Friday, February 23, 2007

Syntax vs. Meaning or Why Alltel won't be a LBO

Bond holders usually cringe when a company announces its "reviewing its strategic options," as Alltel did on Tuesday. These days that usually means you're talking to private equity, and that means your bonds are about to get killed.

Alltel's CDS spread was 70/73 on 12/28. Their 2016 issue, which I own, was 190/195. The next day a Wall Street Journal article said that Alltel would make a nice LBO. The CDS got as wide as 120ish and the 2016 issue as wide as 240 shortly after the story.

But wait. The Wall Street Journal piece didn't mention anything specific. At least on the surface the article read like a journalist doing the LBO calculation, as opposed to any actual rumors. By mid January Alltel CDS had tightened into the mid 90's, and the cash 2016 bonds were down to +200. By the end of February, the 2016 issue had tightened to 155/165. Other than EOP, Alltel was the largest tightener of all corporate bonds in the Merrill indices.

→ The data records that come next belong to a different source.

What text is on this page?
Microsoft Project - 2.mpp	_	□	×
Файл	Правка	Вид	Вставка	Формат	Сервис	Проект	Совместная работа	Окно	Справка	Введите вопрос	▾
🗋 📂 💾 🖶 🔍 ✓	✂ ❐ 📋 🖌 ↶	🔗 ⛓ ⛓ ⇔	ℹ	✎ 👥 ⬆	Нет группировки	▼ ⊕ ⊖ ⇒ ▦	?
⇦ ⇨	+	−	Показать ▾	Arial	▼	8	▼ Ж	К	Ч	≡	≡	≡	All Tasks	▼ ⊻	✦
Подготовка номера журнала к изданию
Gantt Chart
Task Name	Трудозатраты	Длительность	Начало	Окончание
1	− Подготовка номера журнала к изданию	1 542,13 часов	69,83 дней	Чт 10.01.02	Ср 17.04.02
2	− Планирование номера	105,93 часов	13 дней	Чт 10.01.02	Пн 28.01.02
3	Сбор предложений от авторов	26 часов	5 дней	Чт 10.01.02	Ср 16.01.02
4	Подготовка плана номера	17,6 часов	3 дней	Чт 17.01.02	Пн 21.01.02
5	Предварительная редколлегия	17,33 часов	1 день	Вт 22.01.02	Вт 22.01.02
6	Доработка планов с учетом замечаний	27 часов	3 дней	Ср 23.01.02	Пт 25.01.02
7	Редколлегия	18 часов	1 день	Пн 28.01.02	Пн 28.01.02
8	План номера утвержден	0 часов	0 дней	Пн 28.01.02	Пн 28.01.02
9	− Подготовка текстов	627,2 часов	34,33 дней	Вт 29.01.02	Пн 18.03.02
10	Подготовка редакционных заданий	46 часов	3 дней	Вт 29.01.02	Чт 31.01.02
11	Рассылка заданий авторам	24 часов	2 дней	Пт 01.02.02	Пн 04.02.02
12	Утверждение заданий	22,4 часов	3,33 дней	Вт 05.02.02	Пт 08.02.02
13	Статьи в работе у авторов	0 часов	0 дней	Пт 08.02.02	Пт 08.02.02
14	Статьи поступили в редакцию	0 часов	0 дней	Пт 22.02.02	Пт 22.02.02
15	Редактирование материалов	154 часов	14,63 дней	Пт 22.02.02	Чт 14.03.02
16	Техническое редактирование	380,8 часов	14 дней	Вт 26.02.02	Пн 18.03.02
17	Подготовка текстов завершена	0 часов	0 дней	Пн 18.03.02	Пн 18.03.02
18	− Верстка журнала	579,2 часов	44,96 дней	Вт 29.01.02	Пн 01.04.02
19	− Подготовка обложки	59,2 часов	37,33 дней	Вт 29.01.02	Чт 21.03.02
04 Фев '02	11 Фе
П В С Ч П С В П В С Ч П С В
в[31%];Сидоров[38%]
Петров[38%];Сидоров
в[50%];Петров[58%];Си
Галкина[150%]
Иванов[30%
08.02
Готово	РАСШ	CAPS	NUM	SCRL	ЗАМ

So when Alltel used the phrase "reviewing strategic options" on their analyst conference call, I admit I cringed a little. Even though I strongly believed a LBO was unlikely, the market is paranoid these days. But much to my surprise, Alltel tightened substantially after the call. The CDS are now in the low 70's, and the cash bonds continue to tighten substantially. The 2016's are now 135/145.

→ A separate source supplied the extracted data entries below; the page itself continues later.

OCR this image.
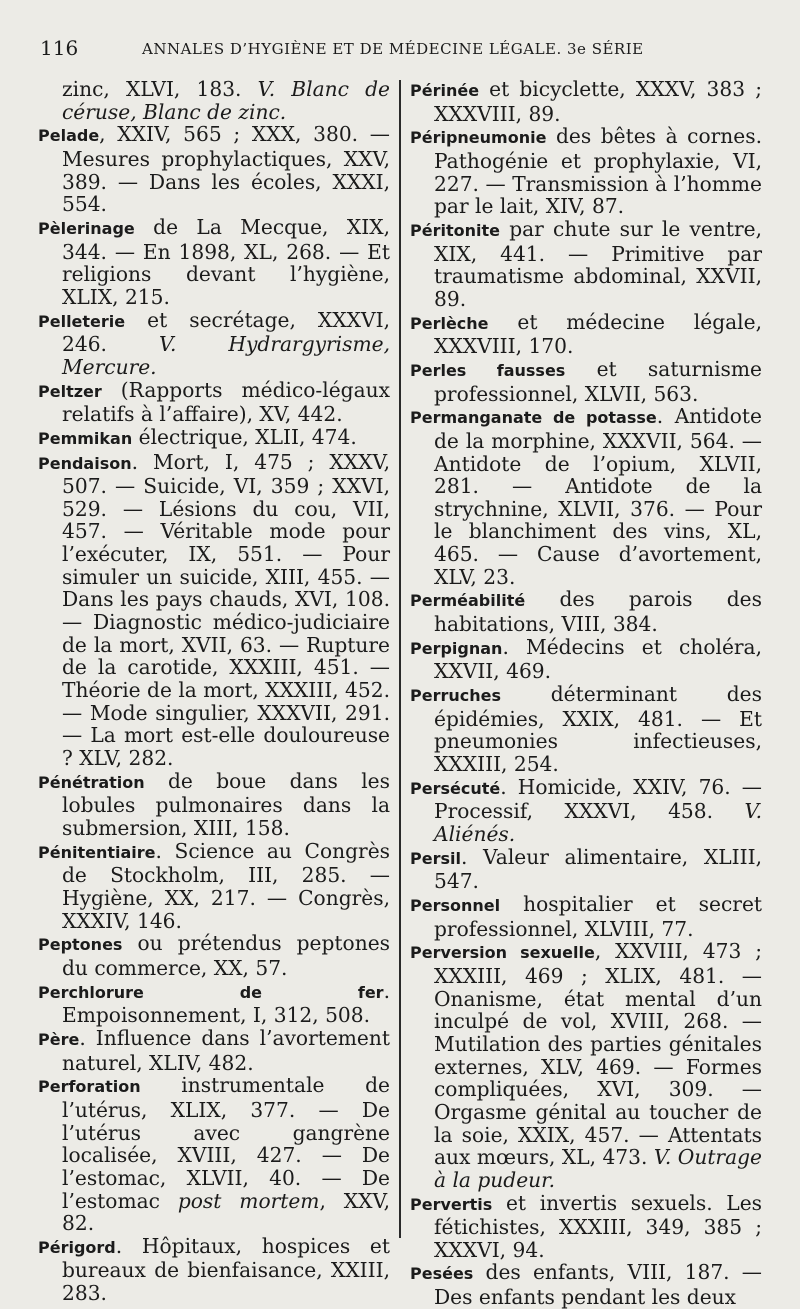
116	ANNALES D’HYGIÈNE ET DE MÉDECINE LÉGALE. 3e SÉRIE

zinc, XLVI, 183. V. Blanc de céruse, Blanc de zinc.

Pelade, XXIV, 565 ; XXX, 380. — Mesures prophylactiques, XXV, 389. — Dans les écoles, XXXI, 554.

Pèlerinage de La Mecque, XIX, 344. — En 1898, XL, 268. — Et religions devant l’hygiène, XLIX, 215.

Pelleterie et secrétage, XXXVI, 246. V. Hydrargyrisme, Mercure.

Peltzer (Rapports médico-légaux relatifs à l’affaire), XV, 442.

Pemmikan électrique, XLII, 474.

Pendaison. Mort, I, 475 ; XXXV, 507. — Suicide, VI, 359 ; XXVI, 529. — Lésions du cou, VII, 457. — Véritable mode pour l’exécuter, IX, 551. — Pour simuler un suicide, XIII, 455. — Dans les pays chauds, XVI, 108. — Diagnostic médico-judiciaire de la mort, XVII, 63. — Rupture de la carotide, XXXIII, 451. — Théorie de la mort, XXXIII, 452. — Mode singulier, XXXVII, 291. — La mort est-elle douloureuse ? XLV, 282.

Pénétration de boue dans les lobules pulmonaires dans la submersion, XIII, 158.

Pénitentiaire. Science au Congrès de Stockholm, III, 285. — Hygiène, XX, 217. — Congrès, XXXIV, 146.

Peptones ou prétendus peptones du commerce, XX, 57.

Perchlorure de fer. Empoisonnement, I, 312, 508.

Père. Influence dans l’avortement naturel, XLIV, 482.

Perforation instrumentale de l’utérus, XLIX, 377. — De l’utérus avec gangrène localisée, XVIII, 427. — De l’estomac, XLVII, 40. — De l’estomac post mortem, XXV, 82.

Périgord. Hôpitaux, hospices et bureaux de bienfaisance, XXIII, 283.

Périnée et bicyclette, XXXV, 383 ; XXXVIII, 89.

Péripneumonie des bêtes à cornes. Pathogénie et prophylaxie, VI, 227. — Transmission à l’homme par le lait, XIV, 87.

Péritonite par chute sur le ventre, XIX, 441. — Primitive par traumatisme abdominal, XXVII, 89.

Perlèche et médecine légale, XXXVIII, 170.

Perles fausses et saturnisme professionnel, XLVII, 563.

Permanganate de potasse. Antidote de la morphine, XXXVII, 564. — Antidote de l’opium, XLVII, 281. — Antidote de la strychnine, XLVII, 376. — Pour le blanchiment des vins, XL, 465. — Cause d’avortement, XLV, 23.

Perméabilité des parois des habitations, VIII, 384.

Perpignan. Médecins et choléra, XXVII, 469.

Perruches déterminant des épidémies, XXIX, 481. — Et pneumonies infectieuses, XXXIII, 254.

Persécuté. Homicide, XXIV, 76. — Processif, XXXVI, 458. V. Aliénés.

Persil. Valeur alimentaire, XLIII, 547.

Personnel hospitalier et secret professionnel, XLVIII, 77.

Perversion sexuelle, XXVIII, 473 ; XXXIII, 469 ; XLIX, 481. — Onanisme, état mental d’un inculpé de vol, XVIII, 268. — Mutilation des parties génitales externes, XLV, 469. — Formes compliquées, XVI, 309. — Orgasme génital au toucher de la soie, XXIX, 457. — Attentats aux mœurs, XL, 473. V. Outrage à la pudeur.

Pervertis et invertis sexuels. Les fétichistes, XXXIII, 349, 385 ; XXXVI, 94.

Pesées des enfants, VIII, 187. — Des enfants pendant les deux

Based on where other large telecoms trade, I think fair value is around +100, so there is still room here. But market movement is telling me the LBO discount that had been baked into this bond price is drifting away.


Anonymous said...

In the past few months, there has been a tendency for change-of-control language in new corporate issuance. In your opinion, where do you think a new issue AT 10yr would trade v. a new 10yr without the language. Additionally, do you have any thought on the higher frequency of change-of-control issuance?

Accrued Interest said...

I think its going to become real common. Particularly among companies like Home Depot or Target which are highly rated but possible buy-out candidates. Home Depot's old 10-year debt (with no covenants) is probably 40 bps wider than their new '13's with covenants. Even if you correct for the maturity difference, that's at least 25bps.

Alltel has non-subordination covenants. That means that they cannot issue new secured bonds without securing existing bond holders in the same manner. This is an important protection in a LBO scenario, since secured debt is common practice in the high-yield market. Still, it doesn't prevent a LBO, it probably just limits bondholders downside.

Anonymous said...

Tom, I searched the AT 16s covenants and couldn't find any non-subord. language. Could you point me to the section in the prospectus to focus on? Thanks for your time.

Accrued Interest said...

Under a section titled "Lien on Assets"

"The Company covenants in the Indenture that, if at any time the Company mortgages, pledges, or otherwise subjects to any lien the whole or any part of a property or asset now owned or hereafter acquired by it, except as hereinafter described, the Company will secure the outstanding Securities, and any other obligations of the Company that may then be outstanding and entitled to the benefit of a covenant similar in effect to this covenant, equally and ratably with the indebtedness or obligations secured by such mortgage, pledge, or lien, for as long as any such indebtedness or obligation is so secured."

I have a word version, but I think its on page 13.